El espléndido sonido (al menos en la parte frontal del foso) del conjunto, transparente y orgánico, provocaba que se practicasen, voluntaria e involuntariamente, variadas danzas tribales (ideales para combatir, al mismo tiempo, el frío de la noche compostelana) entre el público. Este, que sólo cubría la mitad de la plaza exterior de la Cidade da Cultura (posteriormente mejoraría su aspecto, aunque, a falta de cifras oficiales, no se llegó a los 5.000 asistentes) esperaba que la islandesa hiciese alguna concesión para recuperar alguno de los temas más conocidos que le otorgaron fama universal. Tal petición la satisfizo rescatando de “Vespertine” (Elektra, 2001) “Hidden Place” y una incandescente “Pagan Poetry”; de “Homogenic” (Elektra, 1997), primero “Hunter” y, posteriormente, “Unravel” y “Jóga” (con su videoclip firmado por Michel Gondry en las pantallas); y de “Post” (Elektra, 1995), una tensa “Isobel”. Entre medias, regresó a “Biophilia” uniendo “Hollow” y “Virus” para hacer detonar, antes del bis, el bombástico núcleo drum‘n’bass de la atómica “Mutual Core”.
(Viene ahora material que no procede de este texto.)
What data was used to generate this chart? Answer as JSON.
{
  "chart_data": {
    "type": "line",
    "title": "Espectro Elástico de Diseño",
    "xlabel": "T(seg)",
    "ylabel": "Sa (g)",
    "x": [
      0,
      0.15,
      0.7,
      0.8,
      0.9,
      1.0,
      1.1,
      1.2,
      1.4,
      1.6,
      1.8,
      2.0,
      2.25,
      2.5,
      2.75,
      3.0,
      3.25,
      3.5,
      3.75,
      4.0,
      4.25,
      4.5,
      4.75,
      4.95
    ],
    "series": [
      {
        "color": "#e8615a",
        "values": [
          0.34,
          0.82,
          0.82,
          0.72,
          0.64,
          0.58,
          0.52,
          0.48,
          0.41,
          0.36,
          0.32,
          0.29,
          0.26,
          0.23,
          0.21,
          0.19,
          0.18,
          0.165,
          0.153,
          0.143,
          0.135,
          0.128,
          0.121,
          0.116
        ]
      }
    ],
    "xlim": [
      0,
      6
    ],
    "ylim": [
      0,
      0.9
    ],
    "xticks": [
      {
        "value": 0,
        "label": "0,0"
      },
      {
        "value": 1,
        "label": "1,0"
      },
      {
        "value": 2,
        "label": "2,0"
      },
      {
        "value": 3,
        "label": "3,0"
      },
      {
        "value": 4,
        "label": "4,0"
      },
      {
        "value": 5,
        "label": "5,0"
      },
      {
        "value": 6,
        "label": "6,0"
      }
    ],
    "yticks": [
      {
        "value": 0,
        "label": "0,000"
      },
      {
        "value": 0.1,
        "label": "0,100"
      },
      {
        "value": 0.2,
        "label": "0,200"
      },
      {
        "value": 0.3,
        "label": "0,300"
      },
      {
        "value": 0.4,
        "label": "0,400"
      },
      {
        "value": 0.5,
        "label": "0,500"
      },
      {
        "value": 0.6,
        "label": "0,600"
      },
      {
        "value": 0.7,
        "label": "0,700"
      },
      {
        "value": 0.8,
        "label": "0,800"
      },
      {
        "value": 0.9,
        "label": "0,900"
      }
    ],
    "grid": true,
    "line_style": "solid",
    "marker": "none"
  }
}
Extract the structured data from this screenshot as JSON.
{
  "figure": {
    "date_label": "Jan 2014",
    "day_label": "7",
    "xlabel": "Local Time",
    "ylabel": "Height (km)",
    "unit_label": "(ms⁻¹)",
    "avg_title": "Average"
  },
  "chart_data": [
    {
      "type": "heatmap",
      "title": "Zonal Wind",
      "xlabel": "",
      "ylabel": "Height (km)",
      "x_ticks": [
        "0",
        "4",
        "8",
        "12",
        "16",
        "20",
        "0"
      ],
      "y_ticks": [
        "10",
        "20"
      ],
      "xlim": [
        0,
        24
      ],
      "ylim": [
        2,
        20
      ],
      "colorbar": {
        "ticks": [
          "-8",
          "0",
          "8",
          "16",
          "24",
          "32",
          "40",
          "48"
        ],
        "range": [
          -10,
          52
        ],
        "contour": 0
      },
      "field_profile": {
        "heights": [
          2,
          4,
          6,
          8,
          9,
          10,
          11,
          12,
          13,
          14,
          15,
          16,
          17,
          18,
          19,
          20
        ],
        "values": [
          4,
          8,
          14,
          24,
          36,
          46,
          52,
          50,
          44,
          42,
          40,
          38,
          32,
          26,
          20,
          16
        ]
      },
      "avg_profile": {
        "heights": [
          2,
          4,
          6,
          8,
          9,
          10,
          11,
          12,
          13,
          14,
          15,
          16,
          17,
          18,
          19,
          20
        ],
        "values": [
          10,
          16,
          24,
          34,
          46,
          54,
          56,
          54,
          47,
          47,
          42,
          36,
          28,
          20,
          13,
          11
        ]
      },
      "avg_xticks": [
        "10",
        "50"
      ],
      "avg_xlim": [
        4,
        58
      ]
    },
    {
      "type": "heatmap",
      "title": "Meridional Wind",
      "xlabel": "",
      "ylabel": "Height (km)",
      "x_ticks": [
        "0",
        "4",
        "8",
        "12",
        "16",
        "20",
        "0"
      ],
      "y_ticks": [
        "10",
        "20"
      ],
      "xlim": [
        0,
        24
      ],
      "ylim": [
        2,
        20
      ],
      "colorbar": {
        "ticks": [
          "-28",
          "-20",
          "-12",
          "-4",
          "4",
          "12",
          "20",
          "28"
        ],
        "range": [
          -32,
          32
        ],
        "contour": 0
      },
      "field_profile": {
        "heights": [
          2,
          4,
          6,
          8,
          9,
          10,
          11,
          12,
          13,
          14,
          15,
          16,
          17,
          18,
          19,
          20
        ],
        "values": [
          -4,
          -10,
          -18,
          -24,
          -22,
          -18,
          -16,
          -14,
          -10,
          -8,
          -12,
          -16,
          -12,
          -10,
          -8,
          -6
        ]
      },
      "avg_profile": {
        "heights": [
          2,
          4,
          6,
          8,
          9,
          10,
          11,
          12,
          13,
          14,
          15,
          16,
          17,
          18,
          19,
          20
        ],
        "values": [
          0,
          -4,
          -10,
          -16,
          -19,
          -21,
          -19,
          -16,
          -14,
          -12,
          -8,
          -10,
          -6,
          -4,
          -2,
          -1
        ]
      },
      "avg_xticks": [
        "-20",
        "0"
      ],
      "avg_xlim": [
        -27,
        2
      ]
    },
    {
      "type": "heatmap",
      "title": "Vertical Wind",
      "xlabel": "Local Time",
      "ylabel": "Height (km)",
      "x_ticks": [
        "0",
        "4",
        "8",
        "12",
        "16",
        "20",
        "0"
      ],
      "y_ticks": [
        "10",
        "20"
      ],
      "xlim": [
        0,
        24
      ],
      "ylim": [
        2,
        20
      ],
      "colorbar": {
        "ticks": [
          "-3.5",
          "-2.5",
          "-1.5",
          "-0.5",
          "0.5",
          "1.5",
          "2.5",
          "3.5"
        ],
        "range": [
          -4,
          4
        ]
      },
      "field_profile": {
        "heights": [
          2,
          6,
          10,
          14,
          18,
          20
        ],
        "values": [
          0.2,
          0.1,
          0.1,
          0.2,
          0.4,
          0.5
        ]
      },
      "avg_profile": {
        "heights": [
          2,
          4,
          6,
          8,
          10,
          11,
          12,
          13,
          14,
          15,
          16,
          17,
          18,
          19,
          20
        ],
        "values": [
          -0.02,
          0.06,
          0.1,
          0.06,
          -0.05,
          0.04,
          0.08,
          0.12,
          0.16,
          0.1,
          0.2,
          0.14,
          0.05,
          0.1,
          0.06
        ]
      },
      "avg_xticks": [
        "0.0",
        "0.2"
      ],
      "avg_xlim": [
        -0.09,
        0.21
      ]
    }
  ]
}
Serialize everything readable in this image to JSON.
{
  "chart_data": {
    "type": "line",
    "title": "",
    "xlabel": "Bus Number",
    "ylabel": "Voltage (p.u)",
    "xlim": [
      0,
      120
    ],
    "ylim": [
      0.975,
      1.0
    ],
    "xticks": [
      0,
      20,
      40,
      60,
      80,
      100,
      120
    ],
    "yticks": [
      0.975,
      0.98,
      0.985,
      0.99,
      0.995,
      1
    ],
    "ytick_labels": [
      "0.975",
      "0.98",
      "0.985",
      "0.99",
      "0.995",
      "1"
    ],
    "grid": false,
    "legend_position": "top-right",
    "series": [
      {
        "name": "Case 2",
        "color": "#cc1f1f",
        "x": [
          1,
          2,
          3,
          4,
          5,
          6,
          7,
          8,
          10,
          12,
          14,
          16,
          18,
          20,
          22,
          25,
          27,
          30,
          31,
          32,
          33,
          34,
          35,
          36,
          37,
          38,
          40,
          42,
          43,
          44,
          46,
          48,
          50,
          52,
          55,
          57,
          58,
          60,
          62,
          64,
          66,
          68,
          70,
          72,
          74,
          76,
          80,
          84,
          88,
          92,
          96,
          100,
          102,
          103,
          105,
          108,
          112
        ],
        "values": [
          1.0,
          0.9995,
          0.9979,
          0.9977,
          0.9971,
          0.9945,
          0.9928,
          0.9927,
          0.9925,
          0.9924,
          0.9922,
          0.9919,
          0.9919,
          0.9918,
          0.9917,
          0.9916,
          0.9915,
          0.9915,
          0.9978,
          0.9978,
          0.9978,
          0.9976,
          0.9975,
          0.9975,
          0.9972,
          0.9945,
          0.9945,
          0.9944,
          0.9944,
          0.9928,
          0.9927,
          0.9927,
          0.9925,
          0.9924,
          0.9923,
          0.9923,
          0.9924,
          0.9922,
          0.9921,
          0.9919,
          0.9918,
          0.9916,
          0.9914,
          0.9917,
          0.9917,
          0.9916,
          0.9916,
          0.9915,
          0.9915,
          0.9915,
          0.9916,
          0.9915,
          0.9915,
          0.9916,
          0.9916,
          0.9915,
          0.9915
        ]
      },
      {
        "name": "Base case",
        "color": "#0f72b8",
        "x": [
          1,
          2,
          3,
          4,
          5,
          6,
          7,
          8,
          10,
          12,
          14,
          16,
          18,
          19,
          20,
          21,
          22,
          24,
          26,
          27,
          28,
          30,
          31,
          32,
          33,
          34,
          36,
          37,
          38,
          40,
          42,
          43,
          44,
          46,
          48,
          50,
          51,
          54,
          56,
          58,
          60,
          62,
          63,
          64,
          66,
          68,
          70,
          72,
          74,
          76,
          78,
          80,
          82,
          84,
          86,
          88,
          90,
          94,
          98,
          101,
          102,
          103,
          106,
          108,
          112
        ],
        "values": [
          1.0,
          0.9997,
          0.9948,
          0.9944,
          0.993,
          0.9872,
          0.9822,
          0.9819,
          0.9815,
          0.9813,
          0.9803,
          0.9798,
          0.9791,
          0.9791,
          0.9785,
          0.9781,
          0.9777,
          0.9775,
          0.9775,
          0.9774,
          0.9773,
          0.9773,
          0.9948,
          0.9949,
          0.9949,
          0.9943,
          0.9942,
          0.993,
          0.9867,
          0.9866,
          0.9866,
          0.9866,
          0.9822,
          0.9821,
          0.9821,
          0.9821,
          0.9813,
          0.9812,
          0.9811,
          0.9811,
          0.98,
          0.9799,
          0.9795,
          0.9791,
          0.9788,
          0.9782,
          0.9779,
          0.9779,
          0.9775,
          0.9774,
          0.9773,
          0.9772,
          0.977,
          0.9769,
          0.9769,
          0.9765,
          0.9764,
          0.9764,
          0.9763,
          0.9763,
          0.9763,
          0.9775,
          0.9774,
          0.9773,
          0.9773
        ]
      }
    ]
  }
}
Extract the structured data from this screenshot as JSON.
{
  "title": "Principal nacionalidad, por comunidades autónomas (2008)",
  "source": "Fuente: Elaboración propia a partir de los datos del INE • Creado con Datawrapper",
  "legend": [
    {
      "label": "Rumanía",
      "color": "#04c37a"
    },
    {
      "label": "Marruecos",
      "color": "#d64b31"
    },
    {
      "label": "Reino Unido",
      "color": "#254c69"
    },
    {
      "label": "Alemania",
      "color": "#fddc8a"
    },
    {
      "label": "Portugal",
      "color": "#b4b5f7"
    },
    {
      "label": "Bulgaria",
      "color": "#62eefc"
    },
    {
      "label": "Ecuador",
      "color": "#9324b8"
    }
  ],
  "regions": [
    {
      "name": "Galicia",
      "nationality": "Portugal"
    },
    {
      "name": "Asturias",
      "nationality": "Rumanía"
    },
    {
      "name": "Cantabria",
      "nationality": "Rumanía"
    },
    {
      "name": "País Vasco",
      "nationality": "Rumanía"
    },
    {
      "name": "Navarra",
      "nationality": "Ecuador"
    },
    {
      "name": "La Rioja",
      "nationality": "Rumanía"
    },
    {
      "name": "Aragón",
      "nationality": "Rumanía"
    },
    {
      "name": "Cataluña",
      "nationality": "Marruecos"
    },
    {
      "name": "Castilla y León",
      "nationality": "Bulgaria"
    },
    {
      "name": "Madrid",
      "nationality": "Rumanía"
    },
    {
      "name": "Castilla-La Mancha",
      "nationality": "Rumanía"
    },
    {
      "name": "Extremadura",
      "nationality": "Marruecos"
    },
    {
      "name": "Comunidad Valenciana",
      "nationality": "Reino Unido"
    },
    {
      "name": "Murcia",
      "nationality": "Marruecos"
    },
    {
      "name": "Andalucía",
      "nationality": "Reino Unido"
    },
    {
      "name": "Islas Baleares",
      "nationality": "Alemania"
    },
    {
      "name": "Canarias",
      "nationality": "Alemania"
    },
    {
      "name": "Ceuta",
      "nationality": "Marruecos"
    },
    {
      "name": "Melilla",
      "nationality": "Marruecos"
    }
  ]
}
Con sus ondas expansivas aún en acción, la perfecta combinación de luz y sonido se apagaba por un momento para que Björk encarase la etapa final de su show en tierras gallegas. La casi hora y media anterior había transcurrido a toda velocidad, señal de que su plan había funcionado. Le restaba ponerle la guinda pertinente, sirviendo (se suponía que sucedería realmente) un par de hits que dejase feliz a todo el respetable. Pero no, lo suyo no es tirar por la vía fácil, por lo que recurrió a dos clásicos poco evidentes para cerrar su actuación: la inesperada y minimalista “One Day” y una desbocada “Declare Independence”, con las bobinas Tesla encendidas a todo trapo y las chicas de Graduale Nobili dejándose el alma.
Hecho el silencio absoluto, el gentío descendía la ladera del Monte Gaiás tras su encuentro cuasi religioso con la diva cósmica de una manera un poco caótica y con la impresión de haber presenciado un espectáculo ardiente pero, a la vez, compacto y calculado al milímetro, sin que hubiese perdido en ningún momento sensibilidad ni nervio. Quizá eso era lo que buscaba Björk: despertar múltiples y encontradas emociones sin preocuparse por las consecuencias. Realmente, ese fue siempre el espíritu y el objetivo final de su música.